If (Serial.avaialble() ) never becomes true

bossredman

Well-known member
I've been adding a RTC to my Temp Sensor project.

I pulled code from the various availbe example sketches.

I have the following in the main Void Loop()

Code:
if (Serial.available()) 
  {
    Serial.println("Serial Available");
    time_t t = processSyncMessage();
    
    if (t != 0) 
    {
      Teensy3Clock.set(t); // set the RTC
      setTime(t);
      Serial.println("Re-sync'ing RTC");
    }
  }

Yet I've just noticed that the Serial Prints never run.
So I'm guessing the Serial Port is literally NOT available.
Would that be correct.?
If Yes - then what could be possible reasons for this pls?

I have a
Code:
Serial.begin(115200);
statment in my Void Setup & am also able to view many other Serial Print items in the Serial monitor.
 
Serial.available() returns the number of characters in the rx-buffer.
If it is zero you just sent nothing :)


Perhaps you want something like ... if (Serial) ...
 
OK.

So ref the RTC re-sync code snip I included in the OP?

What is this trying to achieve?
Will it only resync teh RTC if I "send" something on the Serial port?
 
I've been adding a RTC to my Temp Sensor project.

I pulled code from the various availbe example sketches.

I have the following in the main Void Loop()

Code:
if (Serial.available()) 
  {
    Serial.println("Serial Available");
    time_t t = processSyncMessage();
    
    if (t != 0) 
    {
      Teensy3Clock.set(t); // set the RTC
      setTime(t);
      Serial.println("Re-sync'ing RTC");
    }
  }

You should change your code to:-

Code:
if (Serial()) 
  {
    Serial.println("Serial Available");
    time_t t = processSyncMessage();
    
    if (t != 0) 
    {
      Teensy3Clock.set(t); // set the RTC
      setTime(t);
      Serial.println("Re-sync'ing RTC");
    }
  }

if(Serial()) returns whether a serial connection is open.
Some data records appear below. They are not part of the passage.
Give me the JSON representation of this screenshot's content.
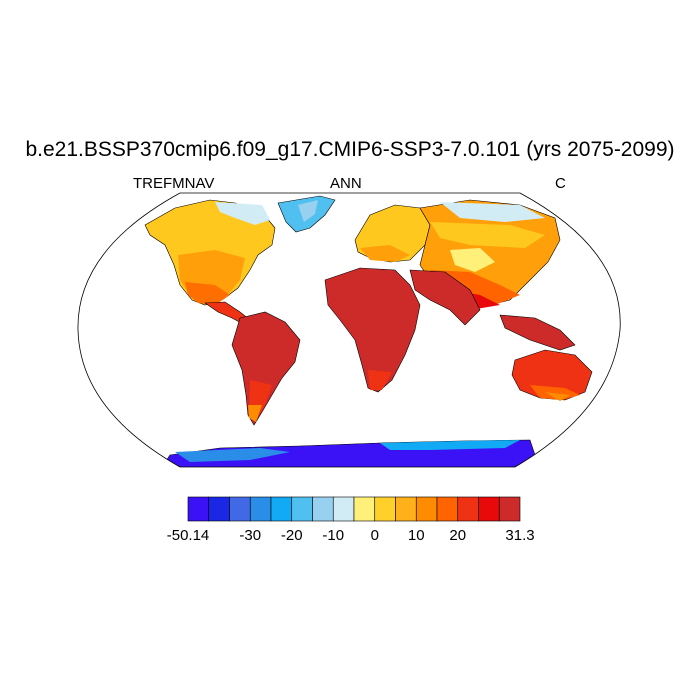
{
  "title": "b.e21.BSSP370cmip6.f09_g17.CMIP6-SSP3-7.0.101 (yrs 2075-2099)",
  "left_label": "TREFMNAV",
  "center_label": "ANN",
  "right_label": "C",
  "colorbar": {
    "colors": [
      "#3a12f5",
      "#1a28e6",
      "#4169e6",
      "#2a8ee8",
      "#12aaf5",
      "#50c0f0",
      "#98d0f0",
      "#d2ecf6",
      "#fff07a",
      "#ffd02a",
      "#ffb01a",
      "#ff8c00",
      "#ff6400",
      "#f03214",
      "#e80a0a",
      "#cd2a2a"
    ],
    "labels": [
      "-50.14",
      "-30",
      "-20",
      "-10",
      "0",
      "10",
      "20",
      "31.3"
    ],
    "label_boundaries": [
      0,
      3,
      5,
      7,
      9,
      11,
      13,
      16
    ]
  }
}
You should also put your code in "setup" otherwise it will keep on running every time around "loop".
 
You should also put your code in "setup"

Maybe not such good advice.

The setup() function runs only once at startup, usually before your PC is even able to complete detecting which type of USB you've just plugged in. If you only check for an incoming message with info about the current time at that very early moment, before the USB port is even up and running, you'll never be able to receive the message.

Checking "if (Serial)" tells only whether the USB connection is only and a program on your PC has opened the port. In setup() that will pretty much always be false, since the drivers on all PCs take hundreds of milliseconds to query newly connected USB devices.
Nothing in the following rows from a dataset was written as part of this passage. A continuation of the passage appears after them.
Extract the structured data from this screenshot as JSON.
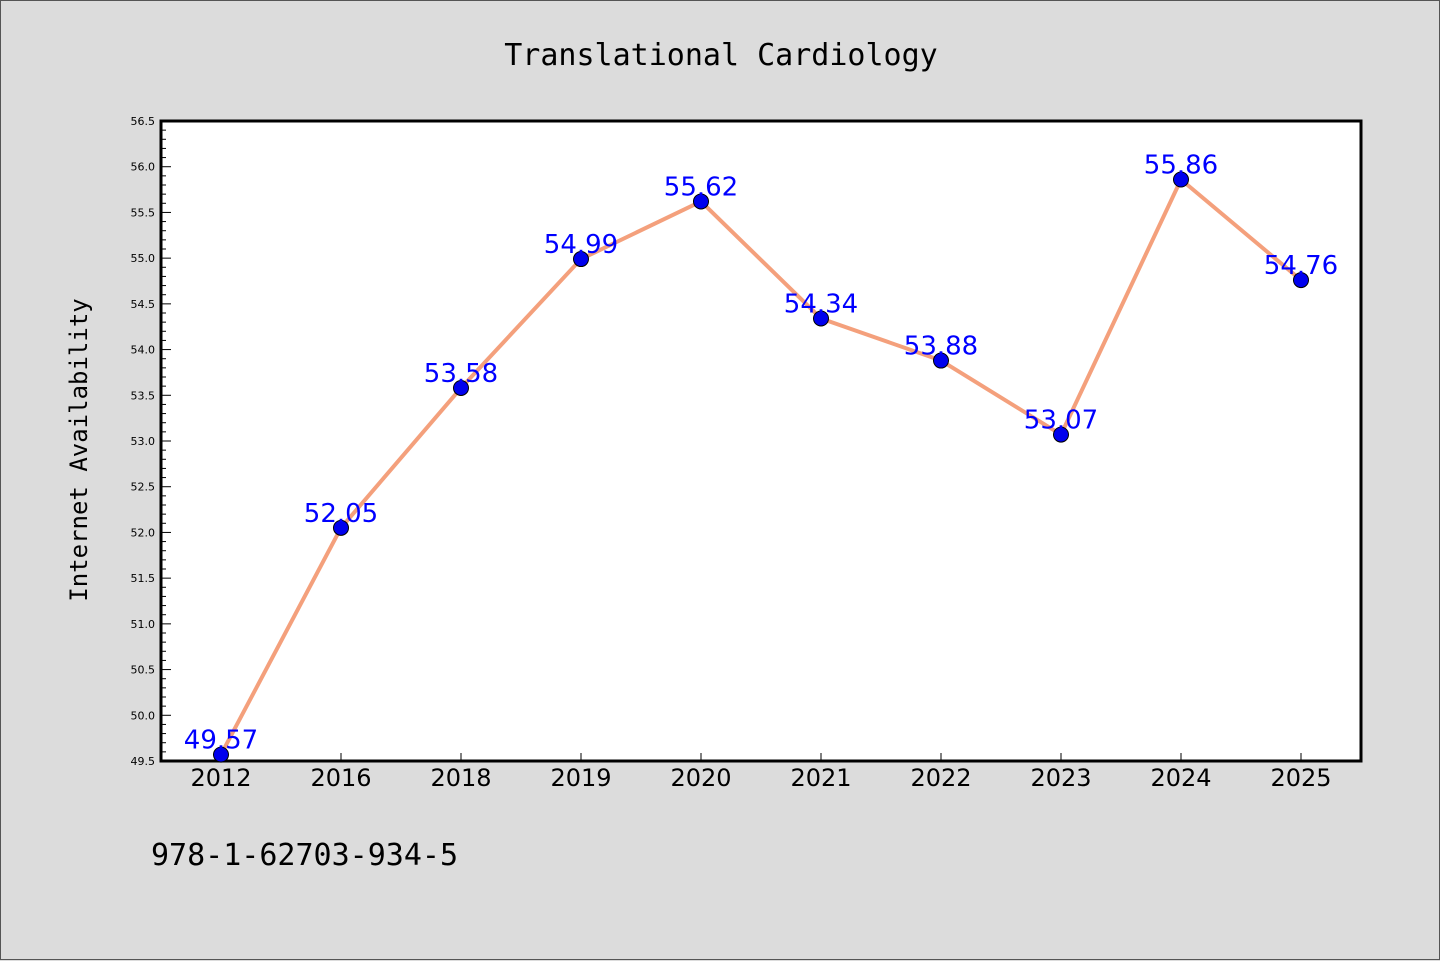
{
  "chart_data": {
    "type": "line",
    "title": "Translational Cardiology",
    "xlabel": "",
    "ylabel": "Internet Availability",
    "categories": [
      "2012",
      "2016",
      "2018",
      "2019",
      "2020",
      "2021",
      "2022",
      "2023",
      "2024",
      "2025"
    ],
    "series": [
      {
        "values": [
          49.57,
          52.05,
          53.58,
          54.99,
          55.62,
          54.34,
          53.88,
          53.07,
          55.86,
          54.76
        ]
      }
    ],
    "data_labels": [
      "49.57",
      "52.05",
      "53.58",
      "54.99",
      "55.62",
      "54.34",
      "53.88",
      "53.07",
      "55.86",
      "54.76"
    ],
    "ylim": [
      49.5,
      56.5
    ],
    "yticks": [
      "49.5",
      "50.0",
      "50.5",
      "51.0",
      "51.5",
      "52.0",
      "52.5",
      "53.0",
      "53.5",
      "54.0",
      "54.5",
      "55.0",
      "55.5",
      "56.0",
      "56.5"
    ],
    "grid": false,
    "legend": "none"
  },
  "footer": {
    "isbn": "978-1-62703-934-5"
  },
  "colors": {
    "line": "#f4a07c",
    "marker": "#0000ee",
    "data_label": "#0000ff",
    "background": "#dcdcdc",
    "plot_background": "#ffffff"
  }
}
You really should be checking Serial.available(), which returns a non-zero number when your PC has actually transmitted data.
 
Yes but why would you want to constantly update the time every time you go round "loop". If in "setup" you check that Serial is up with something like
Code:
     Serial.begin(9600);
     while ( !Serial && (millis() < 3000)) ;

then follow with the code to synch/set time. This is then only done once.
Code:
    Serial.println("Serial Available");
    time_t t = processSyncMessage();
    
    if (t != 0) 
    {
      Teensy3Clock.set(t); // set the RTC
      setTime(t);
      Serial.println("Re-sync'ing RTC");
    }
 
Personally I'm not a fan of treating int's implicitly as booleans as its a C-specific hack, so I'd always code:
Code:
if (Serial.available () > 0)
   ...
This then reminds you it returns an integer which is sometimes useful.